" Elysium" : Matt Damon et Jodie Foster en pleine Science-fiction

Par @Culturebox
Journaliste, responsable de la rubrique Cinéma de Culturebox
Mis à jour le 18/08/2013 à 16H28, publié le 14/08/2013 à 13H11
"Elysium" de Neill Blomkamp

"Elysium" de Neill Blomkamp

© Sony Pictures Releasing

Cela faisait un moment que l’on attendait le retour du réalisateur de « District 9 » (2009), Neill Blomkamp. C’est désormais chose faite avec, cette fois encore, une production de science-fiction ambitieuse, « Elysium ». Hollywood ne pouvait qu’offrir un pont d’or au cinéaste sud-africain, avec en tête d’affiche Matt Damon et Jodie Foster.

De Neill Blomkamp (Etats-Unis), avec : Matt Damon, Jodie Foster, Sharlto Copley, Alice Braga, Diego Luna, William Fichtner - 1h50 - Sortie : 14 août 2013

Synopsis : En 2154, le monde est séparé en deux : les très riches, qui vivent sur l'idyllique station spatiale Elysium, et les autres, survivants sur une Terre surpeuplée et ruinée. Max, un homme ordinaire, doit rejoindre Elysium pour une question de vie ou de mort. Sa vie ne tenant qu'à un fil, il hésite à prendre part à cette mission des plus dangereuses : s’élever contre la Secrétaire Delacourt et les forces armées de la station. S’il réussit, il pourra sauver non seulement sa vie mais aussi une humanité déchue.
"Elysium" la bande-annonce


Un futur au présent
« District 9 » traitait déjà d’un sujet social, avec ses extraterrestres boat-people parqués dans un ghetto de Johannesburg. Dans « Elysium », le ghetto recouvre la terre entière. Il parque cette fois la population humaine la plus pauvre, alors que les nantis habitent une station spatiale high-tech terraformée, équipée de « Medbox », un appareillage permettant de traiter toutes les maladies et blessures en un clin d’oeil. Une transposition de la lutte des classes donc, et du très contemporain creusement de l’écart entre les plus riches et les plus pauvres partout sur la planète.

Le thème médical est d’ailleurs des plus pertinents concernant cet écart et ce n’est pas un hasard dans le film, alors que l’accès aux soins est de plus en plus élitiste de nos jours, notamment aux Etats-Unis. « Elysium » est de ce fait des plus pertinents au regard d’une science-fiction qui a toujours parlé du futur pour mieux pointer les maux du présent.
 

Jodie Foster neutralise Matt Damon dans "Elysium" de Neill Blomkamp 

Jodie Foster neutralise Matt Damon dans "Elysium" de Neill Blomkamp 

© Sony Pictures Releasing


Trop d’action
Si le discours social est au premier plan d’« Elysium », Neill Blomkamp choisit de le prendre en toile de fond pour réaliser un film d’action pur.

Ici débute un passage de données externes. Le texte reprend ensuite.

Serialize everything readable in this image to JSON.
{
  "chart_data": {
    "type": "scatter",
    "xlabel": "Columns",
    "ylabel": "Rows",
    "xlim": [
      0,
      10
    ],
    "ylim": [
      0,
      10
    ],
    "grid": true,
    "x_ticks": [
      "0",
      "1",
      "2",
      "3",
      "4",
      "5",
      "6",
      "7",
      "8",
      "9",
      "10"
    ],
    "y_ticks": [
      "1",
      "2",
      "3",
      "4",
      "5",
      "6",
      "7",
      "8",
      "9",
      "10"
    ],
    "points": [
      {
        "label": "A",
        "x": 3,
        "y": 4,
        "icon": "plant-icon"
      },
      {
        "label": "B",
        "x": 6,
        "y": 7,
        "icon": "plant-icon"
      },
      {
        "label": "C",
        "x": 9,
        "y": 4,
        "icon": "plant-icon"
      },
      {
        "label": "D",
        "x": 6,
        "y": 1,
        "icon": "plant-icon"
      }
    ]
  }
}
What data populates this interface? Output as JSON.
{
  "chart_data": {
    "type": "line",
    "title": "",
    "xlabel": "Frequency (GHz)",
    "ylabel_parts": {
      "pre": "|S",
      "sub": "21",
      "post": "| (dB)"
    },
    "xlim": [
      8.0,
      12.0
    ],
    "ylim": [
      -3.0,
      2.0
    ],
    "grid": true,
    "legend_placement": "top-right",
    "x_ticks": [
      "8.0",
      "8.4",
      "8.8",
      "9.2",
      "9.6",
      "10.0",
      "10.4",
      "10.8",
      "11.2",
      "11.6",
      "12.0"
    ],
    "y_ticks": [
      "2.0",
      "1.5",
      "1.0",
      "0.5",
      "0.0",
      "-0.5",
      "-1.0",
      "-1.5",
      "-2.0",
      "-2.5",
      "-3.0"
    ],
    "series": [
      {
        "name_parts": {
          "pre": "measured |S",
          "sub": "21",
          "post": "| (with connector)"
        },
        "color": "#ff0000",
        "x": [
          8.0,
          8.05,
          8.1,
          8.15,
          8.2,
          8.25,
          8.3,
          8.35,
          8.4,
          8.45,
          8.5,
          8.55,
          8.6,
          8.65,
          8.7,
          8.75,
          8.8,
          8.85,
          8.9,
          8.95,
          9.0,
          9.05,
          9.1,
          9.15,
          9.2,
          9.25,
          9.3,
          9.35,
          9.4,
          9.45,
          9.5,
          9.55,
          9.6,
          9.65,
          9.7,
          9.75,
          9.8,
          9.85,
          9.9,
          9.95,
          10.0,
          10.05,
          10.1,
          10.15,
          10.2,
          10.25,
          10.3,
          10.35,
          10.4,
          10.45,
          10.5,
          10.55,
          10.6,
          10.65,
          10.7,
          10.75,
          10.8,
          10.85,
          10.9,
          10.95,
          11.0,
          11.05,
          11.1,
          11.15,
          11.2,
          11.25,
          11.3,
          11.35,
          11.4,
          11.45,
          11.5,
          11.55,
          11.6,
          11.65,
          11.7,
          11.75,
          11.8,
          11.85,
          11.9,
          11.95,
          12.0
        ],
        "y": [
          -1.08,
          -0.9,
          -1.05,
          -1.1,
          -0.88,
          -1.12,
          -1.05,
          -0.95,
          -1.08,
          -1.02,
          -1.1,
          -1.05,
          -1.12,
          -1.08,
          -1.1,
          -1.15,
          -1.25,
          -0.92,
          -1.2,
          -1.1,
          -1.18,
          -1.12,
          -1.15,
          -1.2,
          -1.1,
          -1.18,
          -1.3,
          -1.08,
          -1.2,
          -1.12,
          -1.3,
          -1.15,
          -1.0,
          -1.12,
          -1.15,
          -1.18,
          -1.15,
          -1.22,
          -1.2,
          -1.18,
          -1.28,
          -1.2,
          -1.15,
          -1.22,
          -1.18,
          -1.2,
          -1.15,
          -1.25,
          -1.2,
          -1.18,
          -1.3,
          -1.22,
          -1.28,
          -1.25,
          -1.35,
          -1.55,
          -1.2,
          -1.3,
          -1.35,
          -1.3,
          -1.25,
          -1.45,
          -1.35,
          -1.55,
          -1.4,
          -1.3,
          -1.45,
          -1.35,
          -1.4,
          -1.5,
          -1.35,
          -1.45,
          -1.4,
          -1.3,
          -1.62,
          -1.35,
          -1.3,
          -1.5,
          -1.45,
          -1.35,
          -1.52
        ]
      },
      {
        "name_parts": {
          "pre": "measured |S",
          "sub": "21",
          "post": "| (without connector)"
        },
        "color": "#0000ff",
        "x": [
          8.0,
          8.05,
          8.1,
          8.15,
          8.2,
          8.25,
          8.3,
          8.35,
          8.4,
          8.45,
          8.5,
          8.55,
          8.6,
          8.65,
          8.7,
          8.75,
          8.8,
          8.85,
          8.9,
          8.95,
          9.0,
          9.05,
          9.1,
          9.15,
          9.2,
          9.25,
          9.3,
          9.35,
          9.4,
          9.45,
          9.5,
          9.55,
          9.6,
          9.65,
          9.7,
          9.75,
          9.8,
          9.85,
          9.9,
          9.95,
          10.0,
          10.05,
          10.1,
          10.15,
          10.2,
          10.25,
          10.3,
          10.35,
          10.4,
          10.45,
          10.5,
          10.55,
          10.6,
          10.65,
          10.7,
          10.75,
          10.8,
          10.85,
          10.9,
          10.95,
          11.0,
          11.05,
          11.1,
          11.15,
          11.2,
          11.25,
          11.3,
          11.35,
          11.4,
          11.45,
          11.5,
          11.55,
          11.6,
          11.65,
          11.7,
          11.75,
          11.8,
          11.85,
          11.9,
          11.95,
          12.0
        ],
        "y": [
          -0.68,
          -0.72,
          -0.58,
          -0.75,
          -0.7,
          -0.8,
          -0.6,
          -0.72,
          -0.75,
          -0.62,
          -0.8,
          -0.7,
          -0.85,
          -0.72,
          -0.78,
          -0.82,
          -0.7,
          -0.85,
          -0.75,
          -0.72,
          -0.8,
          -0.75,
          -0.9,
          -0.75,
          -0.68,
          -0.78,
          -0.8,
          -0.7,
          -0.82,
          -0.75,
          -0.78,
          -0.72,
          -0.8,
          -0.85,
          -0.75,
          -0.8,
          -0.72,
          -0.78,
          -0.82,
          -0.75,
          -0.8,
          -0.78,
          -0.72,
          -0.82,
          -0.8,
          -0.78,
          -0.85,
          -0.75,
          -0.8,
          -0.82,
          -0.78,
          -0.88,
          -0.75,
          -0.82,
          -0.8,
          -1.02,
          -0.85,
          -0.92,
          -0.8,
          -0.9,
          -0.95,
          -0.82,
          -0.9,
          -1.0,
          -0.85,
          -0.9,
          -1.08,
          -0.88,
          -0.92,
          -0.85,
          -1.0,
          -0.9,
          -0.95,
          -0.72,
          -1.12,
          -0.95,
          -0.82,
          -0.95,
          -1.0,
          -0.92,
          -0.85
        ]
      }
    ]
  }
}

Trop sans doute. Les coups de feu, poursuites et bagarres n’arrêtent pas de fuser, notamment lors du combat final, bien trop long, alors que l’on ne comprend pas pourquoi les forces de sécurité de la station sont invisibles dans cet univers hyper sécurisé.

Neill Blomkamp ne fait pas moins montre de talent. Avec ses deux acteurs principaux, très bien dirigés et crédibles, notamment Jodie Foster, dans le rôle d’une Française prête à instaurer un pouvoir dictatorial par un coup d’Etat. Personnifier le méchant par un Français est récurrent dans le cinéma américain. Un trait qu’il serait intéressant d’analyser. Le cinéaste crée également le terrifiant personnage de Kruger, très impressionnant, qu’interprète Sharlto Copley, son acteur principal de « District 9 », décidément talentueux.

La conception artistique du film est enfin primordiale, dans laquelle a pris part l’immense Syd Mead, qui participa notamment à « Blade Runner », dont on retrouve la patte dans le design de la station spatiale et de tout ce qui s’y rattache. L’on détecte enfin des échos de « District 9 », dans le traitement de l’image du Los Angeles de 2154, qui est exactement le même que celui du ghetto extraterrestre de Johannesburg, dans ses teintes poussiéreuses et le gang hégémonique sur le milieu. Neill Blomkamp a donc bien un univers, mais devrait lâcher du lest sur une action plénipotentiaire qui va au détriment de petites lacunes narratives et de sujets passionnants, mais relégués en seule toile de fond.